I am writing in response to the overlong and polarizing attempt at extended metaphor that you published by Greg DeVries. Entitled “My take on the 66th Montana State Legislature,” it was not the measured, professional and bipartisan response one would expect from someone elected to Montana’s House of Representatives. Instead, its tone of mockery, violence and sanctimoniousness is offensive to those of us who believe in shared governance. Why did the Boulder Monitor give such a platform to someone with so little respect for the lawmaking process?
I will leave it to other readers to decide the quality of his analogy of freedom as a garden we must tend. My main objections are twofold. First, his smug aggression against Republicans who are working to pass, instead of obstruct, bipartisan legislation is unproductive. He thinks it is funny that the group of legislators he affiliates with is called the “38 special,” a name that, in his words, is “a poke in the eye of the anti-gun crowd, always a happy bonus.” To reduce the serious issue of school safety, and those coalitions who are working to address it, including Helena High School students, to “the anti-gun crowd” is disrespectful. He calls the Department of Health and Human Services a “hornets nest” which his colleagues want to whack “with a big stick.” These are our neighbors who work for and depend on these services. He makes fun of Medicaid Expansion, calling the bill that will continue Medicaid for 96,000 Montanans, and which was the work of intense and lengthy compromise from both parties, “Medishame Expansion.” He says that it is “funny to see the timorous look in the Dem’s eyes when we spray too close to ‘the budget.’” Spray too close?
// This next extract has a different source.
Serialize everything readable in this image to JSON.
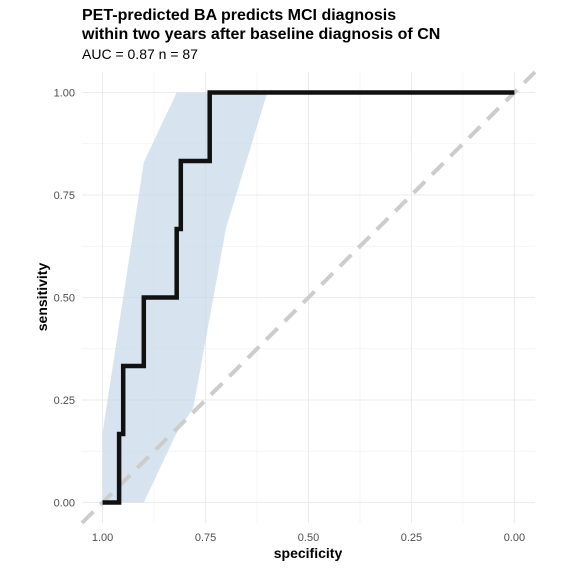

Are Democrats his enemy then? This sounds like the posturing of a juvenile delinquent, not an adult and not certainly someone who claims, as DeVries has, to represent our values.
My second objection is to what he envisions his role to be as an elected official. DeVries gloats that “he’s resisted being the sort of representative who focuses on constituent services.” Excuse me? Isn’t this what we elect representatives for, i.e. to represent the interests of those in Jefferson County? He says that instead his job is to vote our values. DeVries is using his position as a bully pulpit to jam his own values — as well as his disdain for others — down everyone’s throats. As far as I know, no one elected him to be our pastor or moral authority. It is insulting that he should think so.
I have heard that the Boulder Monitor has plans to offer DeVries a regular column. I would like to ask the editor to reconsider this and stick to interviewing him in regard to his continuing work as a legislator. At a time when we are becoming aware of the influence of all forms of media in propagating violence and discord in our country and our communities, I feel this is the wrong approach. – Melissa Kwasny, Jefferson City
Editor’s note: The Boulder Monitor invited Rep. Greg DeVries to write a monthly column for our “Surveying the Views” op-ed page in hopes of encouraging constructive conversation and debate not only between him and his constituents but among all residents of Jefferson County. We will continue to report on him in our news pages. As with any item that appears in “Surveying the Views,” publication does not imply the Monitor’s endorsement of any particular person or idea.